Sir Humphrey Appleby - Ah, se a indústria inglesa conseguisse crescer assim...

Ministro - Acha que gastar cada vez mais dinheiro em cada vez menos doentes para contratarmos cada vez mais funcionários é uma boa maneira de gastarmos o dinheiro dos contribuintes?

Sir Humphrey - Certamente.

Ministro - O orçamento da saúde existe para tratar os doentes.

Sir Humphrey - Não, de maneira nenhuma! O orçamento serve para toda a gente exibir sensibilidade social. Quando é atribuída mais verba aos serviços sociais ou à saúde, o parlamento e o país sentem-se limpos, purificados, absolvidos. É um sacrifício.

Ministro - Conversa fiada.

Sir Humphrey - Quando se faz um sacrifício, ninguém pergunta ao sacerdote o que aconteceu à oferenda ritual depois da cerimónia.

Ministro - Engana-se. As pessoas preocupam-se se a verba for mal gasta.

Sir Humphrey - Senhor ministro, elas só querem que a verba não pareça mal gasta.

Ministro - Isso é cinismo! Concorda ou não que é um desperdício haver um hospital aberto só para lá ter funcionários, como acontece no hospital St. Edward?

Sir Humphrey - Eu não poria a questão nesses termos...

Ministro - Então como a poria?

Sir Humphrey - O senhor ministro fala como se não houvesse mais nada para fazer num hospital.

Ministro - Que mais se faz neste hospital sem doentes?!

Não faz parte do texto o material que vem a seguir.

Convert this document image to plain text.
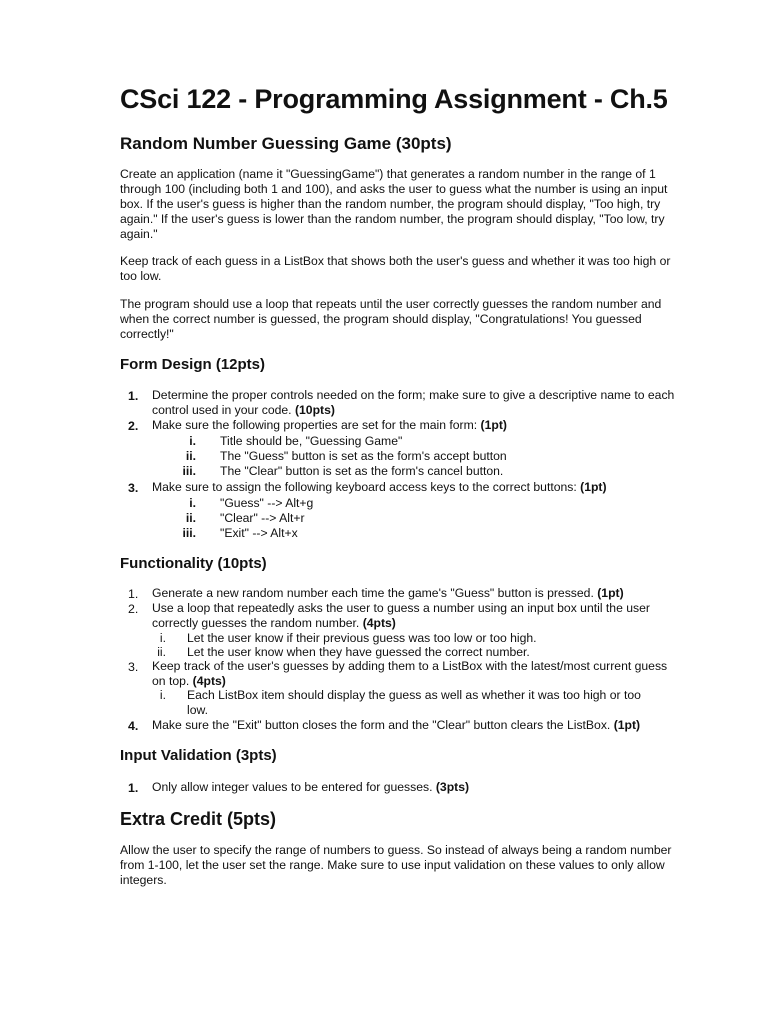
CSci 122 - Programming Assignment - Ch.5
Random Number Guessing Game (30pts)

Create an application (name it "GuessingGame") that generates a random number in the range of 1 through 100 (including both 1 and 100), and asks the user to guess what the number is using an input box. If the user's guess is higher than the random number, the program should display, "Too high, try again." If the user's guess is lower than the random number, the program should display, "Too low, try again."

Keep track of each guess in a ListBox that shows both the user's guess and whether it was too high or too low.

The program should use a loop that repeats until the user correctly guesses the random number and when the correct number is guessed, the program should display, "Congratulations! You guessed correctly!"

Form Design (12pts)
1.	Determine the proper controls needed on the form; make sure to give a descriptive name to each control used in your code. (10pts)
2.	Make sure the following properties are set for the main form: (1pt)
i. Title should be, "Guessing Game"
ii. The "Guess" button is set as the form's accept button
iii. The "Clear" button is set as the form's cancel button.
3.	Make sure to assign the following keyboard access keys to the correct buttons: (1pt)
i. "Guess" --> Alt+g
ii. "Clear" --> Alt+r
iii. "Exit" --> Alt+x
Functionality (10pts)
1.	Generate a new random number each time the game's "Guess" button is pressed. (1pt)
2.	Use a loop that repeatedly asks the user to guess a number using an input box until the user correctly guesses the random number. (4pts)
i. Let the user know if their previous guess was too low or too high.
ii. Let the user know when they have guessed the correct number.
3.	Keep track of the user's guesses by adding them to a ListBox with the latest/most current guess on top. (4pts)
i. Each ListBox item should display the guess as well as whether it was too high or too low.
4.	Make sure the "Exit" button closes the form and the "Clear" button clears the ListBox. (1pt)
Input Validation (3pts)
1.	Only allow integer values to be entered for guesses. (3pts)
Extra Credit (5pts)

Allow the user to specify the range of numbers to guess. So instead of always being a random number from 1-100, let the user set the range. Make sure to use input validation on these values to only allow integers.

Sir Humphrey - Em St. Edward há secções ocupadíssimas. Por exemplo, a secção de Planeamento de Emergências - em caso de incêndios, guerras, ataques aéreos, bombardeamentos nucleares, epidemias, envenenamento de alimentos ou águas: numa crise dessas o hospital é vital para a sobrevivência. Depois há a Secção de Dados e Investigação, que organiza estudos demográficos de toda a zona: temos de prever as futuras exigências de maternidade, geriatria, pediatria... Há também as Finanças, com previsão de contas, balancetes... E a Secção de Compras, para aquisição de equipamento médico e avaliação de catálogos...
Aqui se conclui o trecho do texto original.